When they were finished with the photographs, Shattuck set his camera beside his computer and said, "Okay, ladies. Give me three hours, and I'll have the first set ready. The other set will be in your mailbox within six or seven weeks."

Francine said, "Come this way." She led them out of the room into the hallway and then to a large red sitting room with overstuffed Victorian furniture and a grand piano. She said, "I'm sure you're exhausted. I remember what this was like. Those two couches on that side of the room are the most comfortable for sleeping."

But Christine had stopped near the door. She was staring at the wall, where the paintings were hung five high. They were all nudes—standing in a bath, sitting in a garden, reclining on a couch. Christine said, "That's you on this couch," and pointed. She looked at Francine again. "They're all you." Then she looked flustered, as though she had no idea of the appropriate thing to say. "You're beautiful."

"Thanks."

"He painted them?"

Francine nodded. "Of course."

"He's so good. He should..." She had hit the barrier. There was no way to finish the sentence, so she didn't.

"He does," said Francine. "Get some sleep. Before daylight comes, you have to be gone." She turned off the lamp near the door, walked out, and closed the door, so the room was nearly dark.

Christine said, "I'm sorry. I should have kept my mouth shut."

"It's all right," said Jane. "This time, anyway. She seems to be benevolent. But Stewart is an artist. He couldn't do what he does without talent, but he also has training. It's what got him in trouble."

"Trouble? You mean he's already in trouble?"

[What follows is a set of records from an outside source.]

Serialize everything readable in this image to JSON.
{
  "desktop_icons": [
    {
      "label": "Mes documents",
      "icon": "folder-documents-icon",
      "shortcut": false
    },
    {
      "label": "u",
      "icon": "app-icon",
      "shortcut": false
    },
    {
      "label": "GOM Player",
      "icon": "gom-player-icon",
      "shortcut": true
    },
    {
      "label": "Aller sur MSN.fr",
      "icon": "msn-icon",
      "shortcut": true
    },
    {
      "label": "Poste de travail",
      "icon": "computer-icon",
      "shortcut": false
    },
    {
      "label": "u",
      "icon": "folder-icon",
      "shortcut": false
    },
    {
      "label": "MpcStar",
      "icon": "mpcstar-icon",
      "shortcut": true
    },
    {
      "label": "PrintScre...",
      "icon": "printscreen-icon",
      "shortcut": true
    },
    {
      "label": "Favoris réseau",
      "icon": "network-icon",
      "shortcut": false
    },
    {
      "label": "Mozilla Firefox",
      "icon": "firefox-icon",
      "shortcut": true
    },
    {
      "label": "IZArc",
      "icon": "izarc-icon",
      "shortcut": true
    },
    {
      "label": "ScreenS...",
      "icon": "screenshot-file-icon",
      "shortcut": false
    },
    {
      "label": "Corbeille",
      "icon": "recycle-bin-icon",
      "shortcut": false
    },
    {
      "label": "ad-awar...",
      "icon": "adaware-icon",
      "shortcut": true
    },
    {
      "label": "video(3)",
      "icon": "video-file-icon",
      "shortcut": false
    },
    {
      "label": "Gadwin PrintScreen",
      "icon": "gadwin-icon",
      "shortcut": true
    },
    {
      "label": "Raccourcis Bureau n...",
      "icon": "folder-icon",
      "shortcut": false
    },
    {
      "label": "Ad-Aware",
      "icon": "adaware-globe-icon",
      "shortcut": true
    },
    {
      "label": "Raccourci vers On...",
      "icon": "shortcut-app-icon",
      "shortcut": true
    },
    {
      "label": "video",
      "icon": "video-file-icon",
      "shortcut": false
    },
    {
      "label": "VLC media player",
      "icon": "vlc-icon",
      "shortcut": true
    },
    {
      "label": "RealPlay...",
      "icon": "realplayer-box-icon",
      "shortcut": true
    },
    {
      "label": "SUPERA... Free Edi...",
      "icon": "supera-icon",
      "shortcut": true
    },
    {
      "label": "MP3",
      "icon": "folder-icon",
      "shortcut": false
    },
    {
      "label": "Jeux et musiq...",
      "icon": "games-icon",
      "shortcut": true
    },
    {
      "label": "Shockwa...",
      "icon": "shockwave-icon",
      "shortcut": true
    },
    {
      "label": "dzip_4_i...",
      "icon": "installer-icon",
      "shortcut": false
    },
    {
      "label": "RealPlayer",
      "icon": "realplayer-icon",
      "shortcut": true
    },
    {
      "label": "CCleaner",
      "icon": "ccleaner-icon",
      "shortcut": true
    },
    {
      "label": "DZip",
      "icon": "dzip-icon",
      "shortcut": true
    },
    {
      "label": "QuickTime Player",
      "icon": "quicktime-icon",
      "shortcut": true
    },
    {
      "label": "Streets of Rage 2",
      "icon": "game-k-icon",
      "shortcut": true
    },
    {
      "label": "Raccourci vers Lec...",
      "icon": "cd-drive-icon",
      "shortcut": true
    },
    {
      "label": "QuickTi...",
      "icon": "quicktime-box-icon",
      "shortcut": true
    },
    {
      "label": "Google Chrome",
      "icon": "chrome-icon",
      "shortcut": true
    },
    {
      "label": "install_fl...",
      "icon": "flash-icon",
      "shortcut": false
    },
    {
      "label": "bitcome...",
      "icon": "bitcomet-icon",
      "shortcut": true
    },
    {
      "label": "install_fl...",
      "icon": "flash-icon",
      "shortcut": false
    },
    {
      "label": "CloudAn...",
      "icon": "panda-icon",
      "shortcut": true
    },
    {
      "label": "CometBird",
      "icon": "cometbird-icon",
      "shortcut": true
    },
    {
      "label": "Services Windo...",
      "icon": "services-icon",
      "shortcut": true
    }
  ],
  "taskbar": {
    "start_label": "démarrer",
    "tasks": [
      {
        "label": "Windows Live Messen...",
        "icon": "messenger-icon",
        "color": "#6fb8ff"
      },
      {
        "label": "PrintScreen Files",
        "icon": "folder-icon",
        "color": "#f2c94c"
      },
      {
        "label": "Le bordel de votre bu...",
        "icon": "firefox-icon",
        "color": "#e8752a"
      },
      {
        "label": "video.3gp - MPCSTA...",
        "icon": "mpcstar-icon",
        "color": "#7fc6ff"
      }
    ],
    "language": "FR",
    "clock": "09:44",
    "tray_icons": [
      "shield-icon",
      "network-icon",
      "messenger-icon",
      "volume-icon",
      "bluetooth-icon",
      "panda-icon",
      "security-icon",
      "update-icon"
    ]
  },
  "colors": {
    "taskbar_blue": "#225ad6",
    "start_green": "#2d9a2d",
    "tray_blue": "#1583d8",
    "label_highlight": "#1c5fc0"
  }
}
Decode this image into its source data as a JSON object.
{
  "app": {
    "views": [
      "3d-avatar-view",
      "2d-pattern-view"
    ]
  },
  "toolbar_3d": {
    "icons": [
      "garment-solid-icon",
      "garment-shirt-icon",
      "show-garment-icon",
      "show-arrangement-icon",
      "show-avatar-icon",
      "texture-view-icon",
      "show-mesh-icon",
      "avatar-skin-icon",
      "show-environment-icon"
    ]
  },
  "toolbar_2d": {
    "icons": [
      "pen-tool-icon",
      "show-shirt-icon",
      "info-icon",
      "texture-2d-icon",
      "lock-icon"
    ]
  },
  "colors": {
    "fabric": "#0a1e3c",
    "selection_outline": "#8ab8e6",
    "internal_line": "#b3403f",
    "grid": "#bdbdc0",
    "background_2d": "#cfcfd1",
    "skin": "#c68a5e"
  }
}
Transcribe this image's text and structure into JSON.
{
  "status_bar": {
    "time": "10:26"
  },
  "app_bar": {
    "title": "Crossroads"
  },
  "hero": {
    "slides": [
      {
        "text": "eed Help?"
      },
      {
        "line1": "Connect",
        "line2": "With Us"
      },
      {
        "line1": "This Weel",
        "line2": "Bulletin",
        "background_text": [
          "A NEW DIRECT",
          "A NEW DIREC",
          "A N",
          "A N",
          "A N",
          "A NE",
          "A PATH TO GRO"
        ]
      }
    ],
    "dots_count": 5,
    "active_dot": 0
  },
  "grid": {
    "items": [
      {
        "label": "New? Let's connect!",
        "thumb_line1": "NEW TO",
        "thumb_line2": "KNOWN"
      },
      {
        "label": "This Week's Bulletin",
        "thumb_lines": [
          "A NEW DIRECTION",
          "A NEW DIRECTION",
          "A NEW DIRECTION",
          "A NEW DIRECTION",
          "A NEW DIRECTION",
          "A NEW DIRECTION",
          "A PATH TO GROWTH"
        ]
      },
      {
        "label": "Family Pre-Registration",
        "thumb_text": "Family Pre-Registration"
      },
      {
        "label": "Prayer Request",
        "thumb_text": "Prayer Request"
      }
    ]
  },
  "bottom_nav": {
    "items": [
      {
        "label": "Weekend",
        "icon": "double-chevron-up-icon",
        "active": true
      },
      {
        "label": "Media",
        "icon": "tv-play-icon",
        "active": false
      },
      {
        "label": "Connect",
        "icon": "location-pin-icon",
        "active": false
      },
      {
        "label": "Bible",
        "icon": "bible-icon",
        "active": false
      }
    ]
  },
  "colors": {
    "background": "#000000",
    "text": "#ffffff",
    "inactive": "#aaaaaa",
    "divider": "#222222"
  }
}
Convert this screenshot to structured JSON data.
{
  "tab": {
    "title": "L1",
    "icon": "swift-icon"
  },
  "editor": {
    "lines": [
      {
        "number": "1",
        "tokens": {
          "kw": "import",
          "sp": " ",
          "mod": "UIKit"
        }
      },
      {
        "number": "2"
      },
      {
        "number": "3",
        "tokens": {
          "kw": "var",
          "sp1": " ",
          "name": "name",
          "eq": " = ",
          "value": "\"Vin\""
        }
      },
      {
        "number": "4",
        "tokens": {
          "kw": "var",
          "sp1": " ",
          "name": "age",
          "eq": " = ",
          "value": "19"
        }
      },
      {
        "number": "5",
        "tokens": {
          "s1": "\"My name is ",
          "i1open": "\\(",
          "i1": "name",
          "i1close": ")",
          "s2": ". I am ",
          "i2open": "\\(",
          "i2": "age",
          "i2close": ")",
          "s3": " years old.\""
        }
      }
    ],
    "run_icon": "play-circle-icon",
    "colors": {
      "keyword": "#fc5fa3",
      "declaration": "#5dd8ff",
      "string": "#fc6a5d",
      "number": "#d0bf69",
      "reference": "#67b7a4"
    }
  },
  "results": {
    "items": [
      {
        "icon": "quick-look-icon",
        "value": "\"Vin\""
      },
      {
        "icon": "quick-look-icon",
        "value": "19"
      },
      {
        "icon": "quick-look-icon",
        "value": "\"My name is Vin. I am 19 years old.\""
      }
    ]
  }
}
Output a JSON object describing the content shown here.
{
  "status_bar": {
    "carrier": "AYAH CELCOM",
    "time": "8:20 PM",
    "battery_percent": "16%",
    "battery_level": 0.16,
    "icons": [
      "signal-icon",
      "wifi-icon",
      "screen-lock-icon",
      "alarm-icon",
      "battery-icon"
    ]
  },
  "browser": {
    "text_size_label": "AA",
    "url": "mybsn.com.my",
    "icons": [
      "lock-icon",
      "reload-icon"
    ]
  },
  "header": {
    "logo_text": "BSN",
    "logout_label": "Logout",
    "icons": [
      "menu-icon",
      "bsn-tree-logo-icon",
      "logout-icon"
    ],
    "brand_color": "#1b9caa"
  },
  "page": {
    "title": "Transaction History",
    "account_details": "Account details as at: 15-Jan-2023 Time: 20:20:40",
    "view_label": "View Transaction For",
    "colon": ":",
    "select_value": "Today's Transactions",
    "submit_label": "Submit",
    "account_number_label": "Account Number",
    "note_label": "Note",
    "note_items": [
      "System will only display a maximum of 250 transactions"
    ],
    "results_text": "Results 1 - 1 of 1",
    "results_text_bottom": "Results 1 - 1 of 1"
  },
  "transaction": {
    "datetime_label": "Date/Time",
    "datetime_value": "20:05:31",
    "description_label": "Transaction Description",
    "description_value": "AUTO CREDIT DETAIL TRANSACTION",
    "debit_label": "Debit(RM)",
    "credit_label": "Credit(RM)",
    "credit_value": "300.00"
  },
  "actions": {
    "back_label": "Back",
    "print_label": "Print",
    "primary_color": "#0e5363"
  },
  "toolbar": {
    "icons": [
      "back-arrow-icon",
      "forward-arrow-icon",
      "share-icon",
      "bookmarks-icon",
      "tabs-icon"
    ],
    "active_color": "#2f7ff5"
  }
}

"He was studying in Europe. He was nearly broke, and got desperate. He got involved with a gallery owner who sold things to col-lectors—mostly visiting Americans—who thought they knew more than they did. He hired Stewart to paint copies."

"Of paintings?"

"Yes. He told me he started with a few small Dutch paintings that weren't terribly well known. The owner presented them as seventeenth-century copies by apprentices in the studios of the masters. They did so well that the owner started thinking bigger. In those days there was still a lot of talk about art that the Nazis had taken to Germany during the war and the Russians had taken to Russia afterward. The Russians had some in the Hermitage Museum—mostly French Impressionists—but they never would release a list of what they had. What that did was help create a market for paintings that looked exactly like Renoirs or Cézannes but didn't have any provenance. The gallery owner sold them to specially selected customers as what they would have had to be—stolen paintings that had probably belonged to murder victims. That way no buyer would hang them in public or have them appraised. It worked until one of the buyers died, and his granddaughter found a Monet hanging in a closet. After a quick look at the buyer's canceled checks, the police visited the gallery. Stewart had to leave the country quickly."

"It makes me sad," said Christine.

"Take a closer look at Francine, and at those paintings you found on the wall. Life is good to Stewart." She lay down on one of the couches. "And I'm tired." She arranged herself so she would be comfortable and closed her eyes. After a few minutes she pretended to sleep. Soon she heard Christine's breathing slow and deepen. While Christine slept, Jane lay with her eyes closed, thinking about a few men she had met at other times who might be looking at their computer screens tonight and learning that they could make a hundred thousand dollars just for finding a pregnant twenty-year-old.